With respect to $s(t)$ , these two signals result in

an ASK signal,
a BPSK signal.

The nonlinear function $v = g(b)$ is to be determined in this exercise.

Hints:

This exercise belongs to the chapter Further AM Variants.
Particular reference is made to the page Incoherent (non-coherent) Demodulation.

The following trigonometric transformations are given:

$\cos(\alpha) \cdot \cos(\beta) = 1/2 \cdot \big[ \cos(\alpha - \beta)+ \cos(\alpha + \beta) \big],$

$\sin(\alpha) \cdot \sin(\beta) = 1/2 \cdot \big[ \cos(\alpha - \beta)- \cos(\alpha + \beta) \big],$

$\sin(\alpha) \cdot \cos(\beta) = 1/2 \cdot \big[ \sin(\alpha - \beta)+ \sin(\alpha + \beta) \big] \hspace{0.05cm}.$

Questions

	$b_1(t) = q(t) · \cos(Δϕ_{\rm T})$ .
	$b_2(t) = q(t) · \cos(Δϕ_{\rm T})$ .
	$b_1(t) = q(t) · \sin(Δϕ_{\rm T})$ .
	$b_2(t) = q(t) · \sin(Δϕ_{\rm T})$ .
	$b_1(t) = b_2(t) = q(t)$ .

$b_{\rm min} \ = \$

$b_{\rm max} \ = \$

	$v=g(b) = b^2$ .
	$v=g(b) = \sqrt{b}$ .
	$v=g(b) = \arctan(b).$

$b_{\rm min} \ = \$

$b_{\rm max} \ = \$

Solution

(1) Applying the trigonometric transformations given on the exercise page and taking into account the two low-pass filters (the components around twice the carrier frequency are removed), we obtain:

$b_1(t) = q(t) \cdot \cos(\omega_{\rm T} \cdot t + \Delta \phi_{\rm T}) \cdot 2 \cdot \cos(\omega_{\rm T} \cdot t) = q(t) \cdot \cos(\Delta \phi_{\rm T})\hspace{0.05cm},$

$b_2(t) = q(t) \cdot \cos(\omega_{\rm T} \cdot t + \Delta \phi_{\rm T}) \cdot (-2) \cdot \sin(\omega_{\rm T} \cdot t) = q(t) \cdot \sin(\Delta \phi_{\rm T})\hspace{0.05cm}.$

Thus, the first and fourth answers are correct.

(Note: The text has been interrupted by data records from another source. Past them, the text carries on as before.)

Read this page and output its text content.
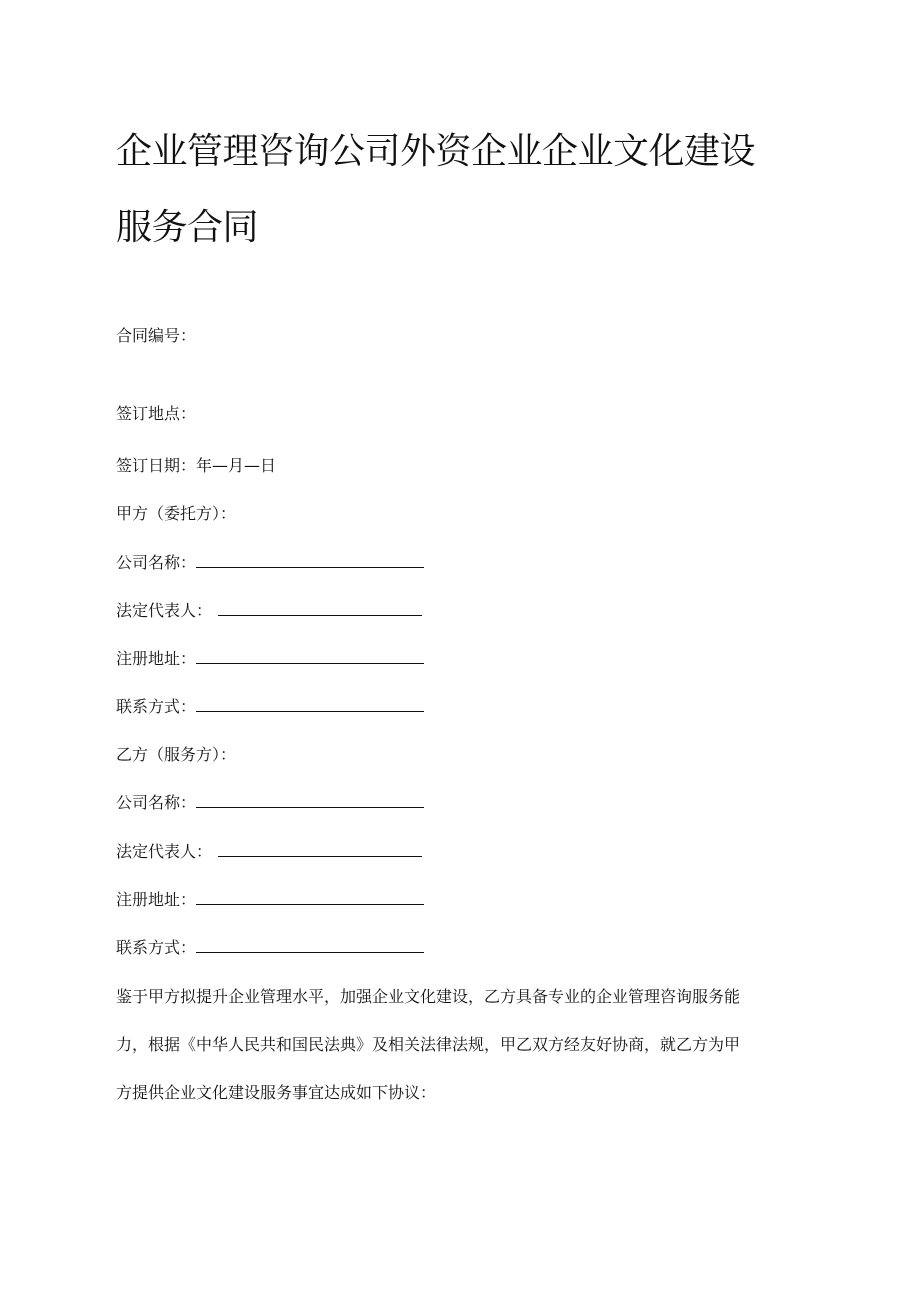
企业管理咨询公司外资企业企业文化建设
服务合同
合同编号：
签订地点：
签订日期：年—月—日
甲方（委托方）：
公司名称：
法定代表人：
注册地址：
联系方式：
乙方（服务方）：
公司名称：
法定代表人：
注册地址：
联系方式：
鉴于甲方拟提升企业管理水平，加强企业文化建设，乙方具备专业的企业管理咨询服务能
力，根据《中华人民共和国民法典》及相关法律法规，甲乙双方经友好协商，就乙方为甲
方提供企业文化建设服务事宜达成如下协议：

(2) The sum of the squares of the two partial signals gives:

$b(t) = b_1^2(t) + b_2^2(t)= q^2(t) \cdot \left( \cos^2(\Delta \phi_{\rm T})+ \sin^2(\Delta \phi_{\rm T})\right) = q^2(t)\hspace{0.05cm}.$

The possible amplitude values are thus:

$b_{\rm min}\hspace{0.15cm}\underline{ = 0},$

$b_{\rm max}\hspace{0.15cm}\underline{ =9}.$

(3) The second answer is correct:

$v=g(b) = \sqrt{b} \hspace{0.3cm} \Rightarrow \hspace{0.3cm} v(t) = \sqrt{ q^2(t) } = q(t)\hspace{0.05cm}.$

(4) The result $b(t) = q^2(t)$ – see subtask (2) – leads here to the result:

$b_{\rm min}\hspace{0.15cm}\underline{ = 9},$

$b_{\rm max}\hspace{0.15cm}\underline{ =9}.$

This shows that the demodulator considered here only functions,

if at all times $q(t) ≥ 0$ or $q(t) ≤ 0$ holds,
and this is known at the receiver.